Ordinary and extraordinary

Out of the blue, late one Friday night while I was munching on some mediocre food, sat in the dark outside a chip shop in Abingdon, came a text from a former girlfriend, letting me know she was seriously ill in hospital.   

Words of advice of an American friend - known only online and not in the real world - had been on my mind for some time: "Led by God. Always respond."   So, I went to the hospital at the first opportunity, although this was not to be until late the following afternoon, after a night of waiting and work and a day of broken sleep.   
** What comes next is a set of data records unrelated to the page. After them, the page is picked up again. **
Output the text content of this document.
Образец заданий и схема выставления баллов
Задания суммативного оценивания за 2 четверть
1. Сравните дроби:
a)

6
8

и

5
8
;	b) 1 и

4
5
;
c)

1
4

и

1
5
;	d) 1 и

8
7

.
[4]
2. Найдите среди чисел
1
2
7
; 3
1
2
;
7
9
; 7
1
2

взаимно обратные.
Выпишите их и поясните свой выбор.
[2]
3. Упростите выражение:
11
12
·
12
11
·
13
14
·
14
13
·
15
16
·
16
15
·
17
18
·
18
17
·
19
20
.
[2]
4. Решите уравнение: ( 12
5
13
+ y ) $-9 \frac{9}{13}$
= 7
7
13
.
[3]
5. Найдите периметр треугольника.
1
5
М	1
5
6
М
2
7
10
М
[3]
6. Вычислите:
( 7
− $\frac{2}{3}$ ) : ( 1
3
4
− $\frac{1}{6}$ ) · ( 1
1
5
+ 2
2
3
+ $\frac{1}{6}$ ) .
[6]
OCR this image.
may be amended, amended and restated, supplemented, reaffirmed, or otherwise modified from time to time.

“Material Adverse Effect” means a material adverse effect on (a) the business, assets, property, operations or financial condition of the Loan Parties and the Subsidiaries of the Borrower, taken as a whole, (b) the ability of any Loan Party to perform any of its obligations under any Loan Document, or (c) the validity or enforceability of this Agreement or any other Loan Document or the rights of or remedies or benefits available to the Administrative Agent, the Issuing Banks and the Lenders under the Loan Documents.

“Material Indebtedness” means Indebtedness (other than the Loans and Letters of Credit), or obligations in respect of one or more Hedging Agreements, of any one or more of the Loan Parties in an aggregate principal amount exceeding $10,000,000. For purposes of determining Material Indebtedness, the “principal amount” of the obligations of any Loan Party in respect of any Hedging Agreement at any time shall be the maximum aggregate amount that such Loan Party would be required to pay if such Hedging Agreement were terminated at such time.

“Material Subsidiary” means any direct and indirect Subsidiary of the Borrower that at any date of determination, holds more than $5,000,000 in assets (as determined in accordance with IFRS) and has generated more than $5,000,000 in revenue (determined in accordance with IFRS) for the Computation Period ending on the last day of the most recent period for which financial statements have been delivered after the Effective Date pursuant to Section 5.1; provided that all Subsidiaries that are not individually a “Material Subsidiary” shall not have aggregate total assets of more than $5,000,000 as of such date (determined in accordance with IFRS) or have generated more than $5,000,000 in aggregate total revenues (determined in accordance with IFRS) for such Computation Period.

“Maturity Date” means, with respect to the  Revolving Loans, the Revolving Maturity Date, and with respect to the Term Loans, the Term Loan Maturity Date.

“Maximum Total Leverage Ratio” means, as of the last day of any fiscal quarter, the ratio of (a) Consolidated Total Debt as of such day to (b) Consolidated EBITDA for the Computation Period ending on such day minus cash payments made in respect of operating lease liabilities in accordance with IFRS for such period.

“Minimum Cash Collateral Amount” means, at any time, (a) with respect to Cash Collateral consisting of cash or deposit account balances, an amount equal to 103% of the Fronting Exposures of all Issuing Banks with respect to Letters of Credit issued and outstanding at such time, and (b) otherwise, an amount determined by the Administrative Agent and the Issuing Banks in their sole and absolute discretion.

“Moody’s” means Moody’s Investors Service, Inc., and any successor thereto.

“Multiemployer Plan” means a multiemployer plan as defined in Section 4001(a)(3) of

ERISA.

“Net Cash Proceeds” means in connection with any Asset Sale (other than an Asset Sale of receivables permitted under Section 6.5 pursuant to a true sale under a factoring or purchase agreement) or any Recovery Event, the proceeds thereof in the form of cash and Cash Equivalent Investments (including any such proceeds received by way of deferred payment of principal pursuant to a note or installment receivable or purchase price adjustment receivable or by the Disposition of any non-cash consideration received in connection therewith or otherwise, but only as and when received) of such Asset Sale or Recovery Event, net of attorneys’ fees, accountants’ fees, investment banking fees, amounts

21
Hospital visits are not easy, because they inevitably carry with them on approach memories of lost loved ones and oblige us afterwards to look our own mortality in the face.  To my great surprise, however, this visit was later described as brightening up her room when I entered. 

There is a discombobulating floor numbering system in the John Radcliffe Hospital, where you enter and exit the West Wing from floor LG2.  Pedestrian routes through the building itself are confusing and counter intuitive.  But there are glorious sunset views to be had from the glass walled staircase. It is almost as if you can reach out and touch the very edge of Heaven itself. 

Sundays for the believer, are special.  They are said to be a day set aside to be kept holy, for worship, fellowship with other Christians and to be not so much concerned with the cares of this world.  

In the all-night taxi driving game, the cares of this world are ever present and the boundaries between one day and the next are not so clear cut. Life on the taxi rank in Abingdon town centre is unremittingly tedious during the school holidays, where the majority of time is spent waiting around in a long queue of cars with the part timers, double parked, edging up one by one, as one fare paying customer appears every hour. 

On Sunday mornings, I often don't even make it to church, due being exhausted after two successive weekend nights of waiting and of work, until gone four o'clock in the morning. The spirit is willing, but the flesh is weak. Thank goodness eternal salvation is not dependent upon physical attendance at church. 

Three times that weekend, I thought someone else would have responded to a request for Communion to be brought to the sick in hospital, but by Sunday evening it had not.  So, I put a call in to the Rector at my church and was moved when she responded within the hour. 

In a lifetime of church going as a fit and healthy man, communion in hospital is not something I have ever experienced before and it was a humbling experience. 

Holy Communion is both ordinary and extraordinary, every time it is celebrated. There is hope in the son of God, present in the bread and the wine. There is always hope.